Mehrere Zoffs, ein Wildpinkler und ein Kamelhirn-Snack: Das Dschungelcamp 2016 gibt gleich am ersten Tag mehr Gas als die komplette vergangene Staffel. Mehrere Rollen kristallisieren sich bereits heraus: Dschungel-Zicke, -Philosoph und -Alphamännchen.

Wer zog im Dschungelcamp blank?

Schon am ersten Tag zeigt das Dschungelcamp, wo es lang geht. Nackte Haut gehört einfach zum guten Ton in der Trash-TV-Show von RTL. Dabei lassen gleich mehrere Kandidaten durchblitzen, was sie haben.

Bei manchen will man es vielleicht sogar sehen, bei anderen wiederum weniger. Gunter Gabriel gehört definitiv zur zweiten Sorte. Angekommen im Camp duscht er sich erst einmal. Er schrubbt fleißig in seiner Badehose herum, natürlich nicht ohne seine runzlige Kehrseite zu zeigen. Seine 73 Jahre alte Kehrseite.

Doch ein Gunter Gabriel macht keine halben Sachen. Wenn er schon mal da ist und das Wasser so schön plätschert, pinkelt er gleich mitten in den Wasserfall hinein. Dass dieses Wasser in den Badetümpel hinein läuft, ist ihm herzlich egal.

Auch die Damenwelt zeigt munter drauf los: Beim Umziehen lassen Jenny Elvers und Sophia Wollersheim ihre Schlüpfer blitzen. Geht ja auch nicht anders. Die Kamera hält voll drauf.

Die Wollersheim muss später noch zu einer Prüfung und widerlegt eine Theorie: Große Brüste schwimmen nicht oben.

Wie hoch war der Zickenfaktor?

Da ist noch Luft nach oben. Einziger Höhepunkt bisher: ein Beef zwischen Nathalie Volk und Helena Fürst.

Helena weist die Ex-GNTM-Kandidatin darauf hin, dass ihre Unterhose heraus blitzt. Die reagiert richtig pissig.

Dann entbrennt ein kurzer Streit zwischen den beiden. Mit Nathalies Kommentar: "Vielleicht hat Helena nur ihre Tage" findet er seinen Abschluss.

Wenn ein Mann diesen Kommentar losgelassen hätte, wäre das nicht der Schlusspunkt gewesen, es wäre die Ausgangssituation einer Eskalation gewesen.
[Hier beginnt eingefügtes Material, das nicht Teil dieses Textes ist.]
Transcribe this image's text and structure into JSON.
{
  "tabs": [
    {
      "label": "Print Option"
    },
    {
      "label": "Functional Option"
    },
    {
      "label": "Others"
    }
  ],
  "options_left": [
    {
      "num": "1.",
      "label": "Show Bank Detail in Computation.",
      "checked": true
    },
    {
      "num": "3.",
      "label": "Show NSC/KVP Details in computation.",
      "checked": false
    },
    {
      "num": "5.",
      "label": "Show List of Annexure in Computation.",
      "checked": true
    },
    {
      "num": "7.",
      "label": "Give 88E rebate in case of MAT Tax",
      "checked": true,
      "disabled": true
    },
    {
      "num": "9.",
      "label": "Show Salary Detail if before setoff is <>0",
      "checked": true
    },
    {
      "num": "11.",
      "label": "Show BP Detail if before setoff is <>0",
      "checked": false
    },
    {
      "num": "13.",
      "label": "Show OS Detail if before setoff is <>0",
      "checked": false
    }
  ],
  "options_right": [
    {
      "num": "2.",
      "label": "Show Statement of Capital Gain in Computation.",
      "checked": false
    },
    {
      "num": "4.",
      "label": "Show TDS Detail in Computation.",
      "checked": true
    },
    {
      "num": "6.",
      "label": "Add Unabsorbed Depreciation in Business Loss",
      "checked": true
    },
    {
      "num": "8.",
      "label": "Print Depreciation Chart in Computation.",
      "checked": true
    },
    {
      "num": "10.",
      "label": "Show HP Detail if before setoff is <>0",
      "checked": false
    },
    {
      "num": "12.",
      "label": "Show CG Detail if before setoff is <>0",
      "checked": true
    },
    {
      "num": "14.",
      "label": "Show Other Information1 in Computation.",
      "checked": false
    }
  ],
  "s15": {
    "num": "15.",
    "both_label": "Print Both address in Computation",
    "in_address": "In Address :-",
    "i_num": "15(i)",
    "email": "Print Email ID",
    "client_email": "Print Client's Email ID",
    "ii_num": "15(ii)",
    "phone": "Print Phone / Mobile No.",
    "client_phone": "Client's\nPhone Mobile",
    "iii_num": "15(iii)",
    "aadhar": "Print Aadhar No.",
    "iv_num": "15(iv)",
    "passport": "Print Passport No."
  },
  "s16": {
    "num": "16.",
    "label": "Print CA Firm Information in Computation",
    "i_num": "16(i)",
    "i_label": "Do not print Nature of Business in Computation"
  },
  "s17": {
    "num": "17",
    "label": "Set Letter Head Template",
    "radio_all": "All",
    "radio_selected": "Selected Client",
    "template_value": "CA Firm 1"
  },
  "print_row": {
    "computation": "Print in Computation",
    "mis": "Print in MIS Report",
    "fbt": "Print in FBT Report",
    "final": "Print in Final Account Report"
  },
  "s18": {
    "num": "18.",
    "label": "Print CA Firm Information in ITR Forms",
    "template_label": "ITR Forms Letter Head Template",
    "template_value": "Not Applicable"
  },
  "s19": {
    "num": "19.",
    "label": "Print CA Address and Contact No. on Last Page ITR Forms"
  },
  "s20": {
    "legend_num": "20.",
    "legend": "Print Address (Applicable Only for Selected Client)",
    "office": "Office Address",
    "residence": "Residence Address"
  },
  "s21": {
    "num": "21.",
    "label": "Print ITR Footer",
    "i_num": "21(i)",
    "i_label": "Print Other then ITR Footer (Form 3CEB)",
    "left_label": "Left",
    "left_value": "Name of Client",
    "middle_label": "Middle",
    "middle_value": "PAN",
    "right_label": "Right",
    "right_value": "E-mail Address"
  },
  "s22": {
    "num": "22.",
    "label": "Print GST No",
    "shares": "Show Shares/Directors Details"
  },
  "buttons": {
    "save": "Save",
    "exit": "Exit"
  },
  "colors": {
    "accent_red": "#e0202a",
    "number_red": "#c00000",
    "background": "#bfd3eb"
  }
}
Wer überzeugte mit seinen "Weisheiten"?

Definitiv David Ortega. Der Ex-Darsteller von "Köln 50667" hat Sprüche, Ideen und Erkenntnisse auf Lager, die man selbst nach mehrminütigen Nachdenken nicht versteht. Auch viele Twitter-User sind ratlos:

Bei einer Prüfung hat David übrigens ein Kamelhirn vorgesetzt bekommen. Er starrt es eine Minute lang an, isst jedoch nichts davon. Vielleicht hätte aber genau das geholfen.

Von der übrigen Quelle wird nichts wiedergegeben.